The draw back of getting a strongly related graph is that if there may be any exterior reference pointing to any a part of the graph, the entire graph can’t be rubbish collected. For instance, the next export assertion caches React elements on the module scope degree, so the related Fiber tree and indifferent DOM parts are by no means launched.
export const Element = ((
<Listing> ... </Listing>
): React.Component<typeof Listing>);
It’s additionally not simply the React knowledge buildings that may be stored alive. Hooks and their closures may hold alive every kind of different objects. Because of this a single React part leak may trigger the leak of a major a part of a web page’s objects, main to large reminiscence leaks.
To forestall the cascading impact of reminiscence leaks within the Fiber tree, we added a full traversal of a tree that does aggressive cleanup when a part is unmounted in React 18 (because of Benoit Girard and the React group). This permits the rubbish collector to do a greater job at cleansing up an unmounted tree. Any unintended reminiscence leak is bounded to a smaller leak measurement. This repair decreased common reminiscence utilization on Fb by virtually 25 p.c, and we noticed giant enhancements throughout different websites utilizing React once they upgraded. We had been anxious that this aggressive cleanup may decelerate unmounting in React, however surprisingly, we noticed a major efficiency win due to reminiscence reductions.
Relay string interning
By leveraging the heap evaluation APIs in MemLab, we discovered that strings occupied 70 p.c of the heap, and half of these strings had at the very least one duplicated occasion. (V8 doesn’t at all times do string interning, which is an optimization that deduplicates string situations with the identical worth.)

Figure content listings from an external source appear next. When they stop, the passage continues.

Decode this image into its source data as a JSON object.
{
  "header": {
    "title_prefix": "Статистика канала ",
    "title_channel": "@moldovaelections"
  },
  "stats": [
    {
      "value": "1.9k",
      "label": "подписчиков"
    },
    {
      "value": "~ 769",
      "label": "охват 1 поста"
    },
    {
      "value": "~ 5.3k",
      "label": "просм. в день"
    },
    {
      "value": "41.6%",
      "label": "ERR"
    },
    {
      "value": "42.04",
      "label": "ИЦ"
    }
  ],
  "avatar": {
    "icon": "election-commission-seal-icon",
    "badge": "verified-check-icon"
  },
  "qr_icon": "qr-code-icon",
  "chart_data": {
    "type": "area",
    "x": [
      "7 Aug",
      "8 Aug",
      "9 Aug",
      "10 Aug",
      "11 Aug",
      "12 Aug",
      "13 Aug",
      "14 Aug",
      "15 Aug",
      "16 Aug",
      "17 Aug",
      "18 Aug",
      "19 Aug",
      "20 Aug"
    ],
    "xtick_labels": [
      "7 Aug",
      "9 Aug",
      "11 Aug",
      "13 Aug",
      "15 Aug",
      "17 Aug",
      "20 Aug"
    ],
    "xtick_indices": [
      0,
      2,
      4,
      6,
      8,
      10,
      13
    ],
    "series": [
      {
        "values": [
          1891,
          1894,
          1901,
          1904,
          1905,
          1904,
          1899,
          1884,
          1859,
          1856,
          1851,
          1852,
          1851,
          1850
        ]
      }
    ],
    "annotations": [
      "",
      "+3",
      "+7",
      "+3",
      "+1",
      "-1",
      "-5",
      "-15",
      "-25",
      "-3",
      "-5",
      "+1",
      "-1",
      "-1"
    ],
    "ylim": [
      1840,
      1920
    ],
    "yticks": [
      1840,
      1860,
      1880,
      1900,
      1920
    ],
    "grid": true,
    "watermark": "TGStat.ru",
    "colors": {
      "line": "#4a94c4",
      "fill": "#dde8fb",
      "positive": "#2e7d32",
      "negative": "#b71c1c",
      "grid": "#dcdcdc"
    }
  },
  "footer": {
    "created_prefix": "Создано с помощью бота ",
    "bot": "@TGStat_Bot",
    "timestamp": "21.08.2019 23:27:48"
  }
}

Once we additional queried duplicated string patterns and clustering retainer traces we discovered that a good portion of string reminiscence is consumed by cached key strings in Relay. Relay generates cached keys for fragments by doing duplication, serialization, and concatenation. The string keys are additional copied and concatenated for cached keys of different sources (e.g., fragments) in Relay. By collaborating with the Relay and React Apps groups, we optimized Relay cache key strings by interning and shortening overlong string keys on the shopper aspect.
This optimization enabled Relay to cache extra knowledge, permitting the location to indicate extra content material to customers, particularly when there may be restricted RAM on the shopper aspect. We noticed a 20 p.c discount in reminiscence p99 in addition to OOM crashes, quicker web page rendering, improved person expertise, and income wins.
Attempt MemLab in the present day
We’re excited to open-source MemLab and have builders begin utilizing it. We’re particularly taken with seeing which use circumstances the neighborhood finds helpful.
You’ll be able to set up MemLab by way of npm or construct it from the GitHub repo:
npm i -g memlab
We even have a quick start guide to assist builders get began.
In the event you’ve tried MemLab out by yourself venture, please reach out and tell us the way it labored for you!
Acknowledgements
We’d prefer to thank Tulga Narmandakh and the remainder of the Core Well being Expertise group for his or her contributions towards serving to open-source MemLab.